Est-ce parce que le citoyen helvète est imprégné d'un sens aigu du compromis qu'il ne comprend pas pourquoi la France s'entre-déchire à longueur de législatures sans que l'on voie émerger un redressement que le pays appelle pourtant de ses voeux sans y parvenir faute d'un...consensus minimum.
@hommelibre
J'aimerai tellement qu'on m'explique ...
En dehors de promesses pour plus de police, plus de douaniers, plus de contrôles, et plus de détenus, mais quelles sont les promesses des candidats du FN pour ne pas eux-même faire ce qu'ils reprochent à la gauche et à l'autre droite, celle à gauche du FN ?

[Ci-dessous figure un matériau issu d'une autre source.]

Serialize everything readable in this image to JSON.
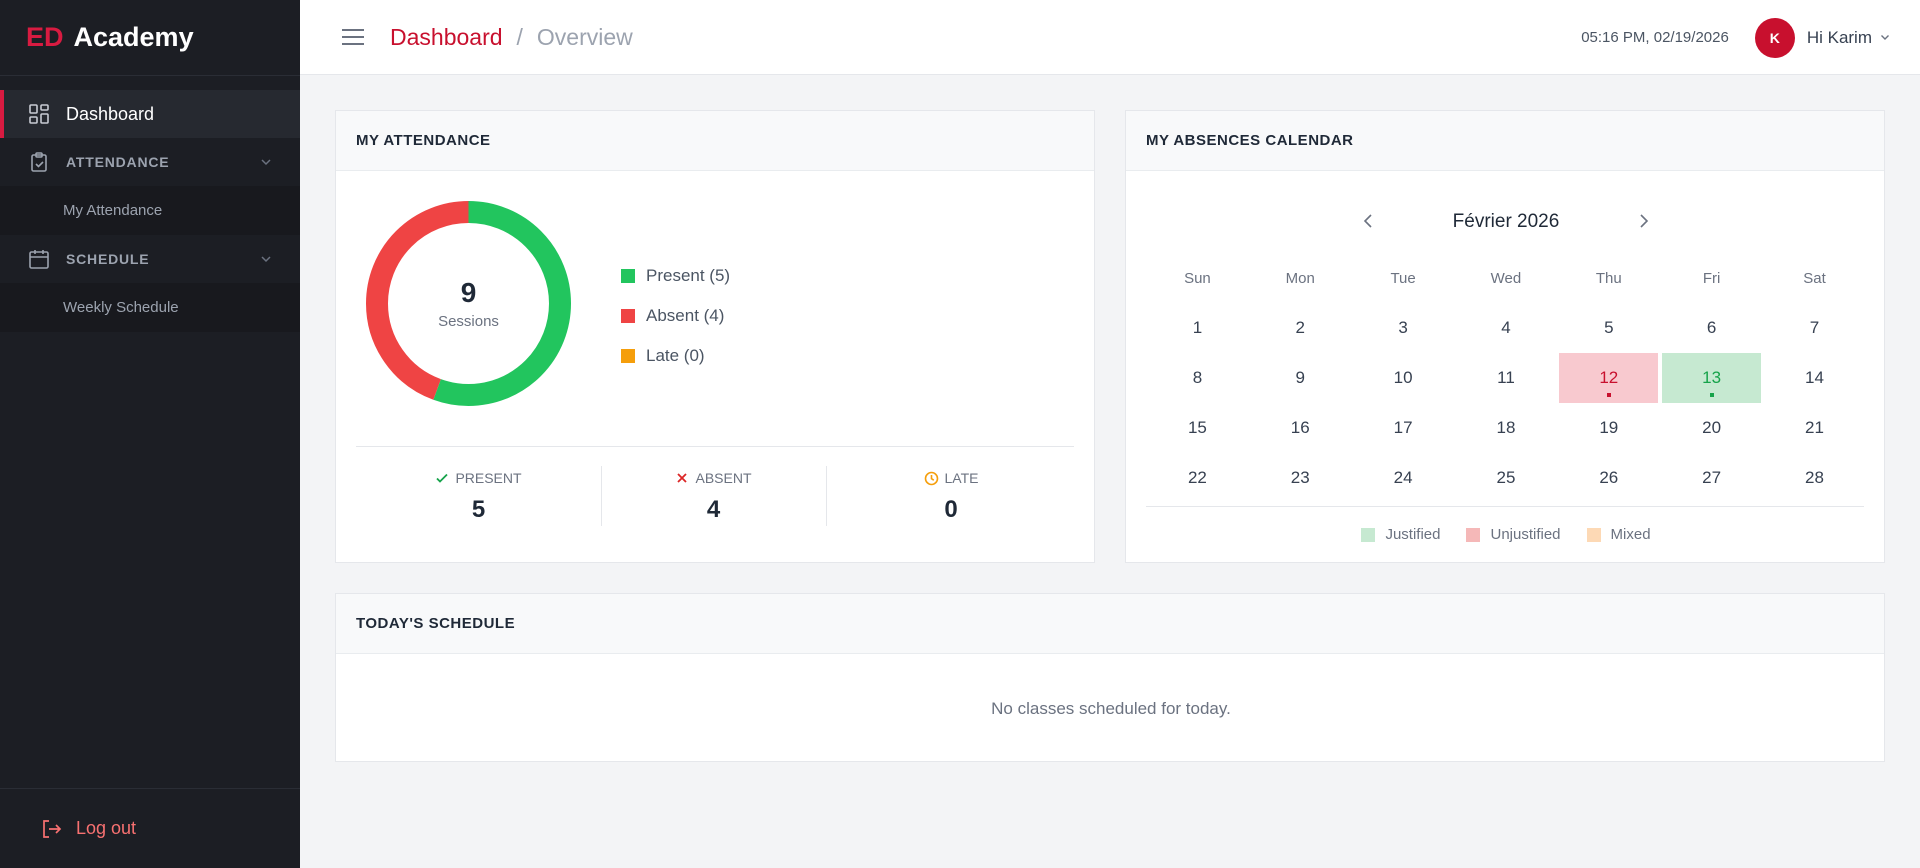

Chuck, c'est une faiblesse du FN. Il croche bien sur des thèmes sociétaux mais ne parle quasiment ni d'économie, ni de fiscalité, ni de santé. La redistribution plutôt de gauche qu'il suggère n'est ni décrite ni chiffrée.
L'intérêt actuel est surtout, à mes yeux, de réintroduire un débat sur des questions de sociétés qui étaient en général trop vite enterrées. Pourra-t-il évoluer? Il faudrait qu'il s'adjoigne des pointures intellectuelles.
Michel,
Ce côté vindicatif de l'opposant m'est assez pénible et je n'y souscris pas.
Mais je pense que le débat sur la nation et ce qui tourne autour devrait s'élaborer car il n'est d'évidence ni terminé ni digéré en France. Le nationalisme est-il obligatoirement la caricature qui a prévalu il y a environ un siècle? Pas sûr.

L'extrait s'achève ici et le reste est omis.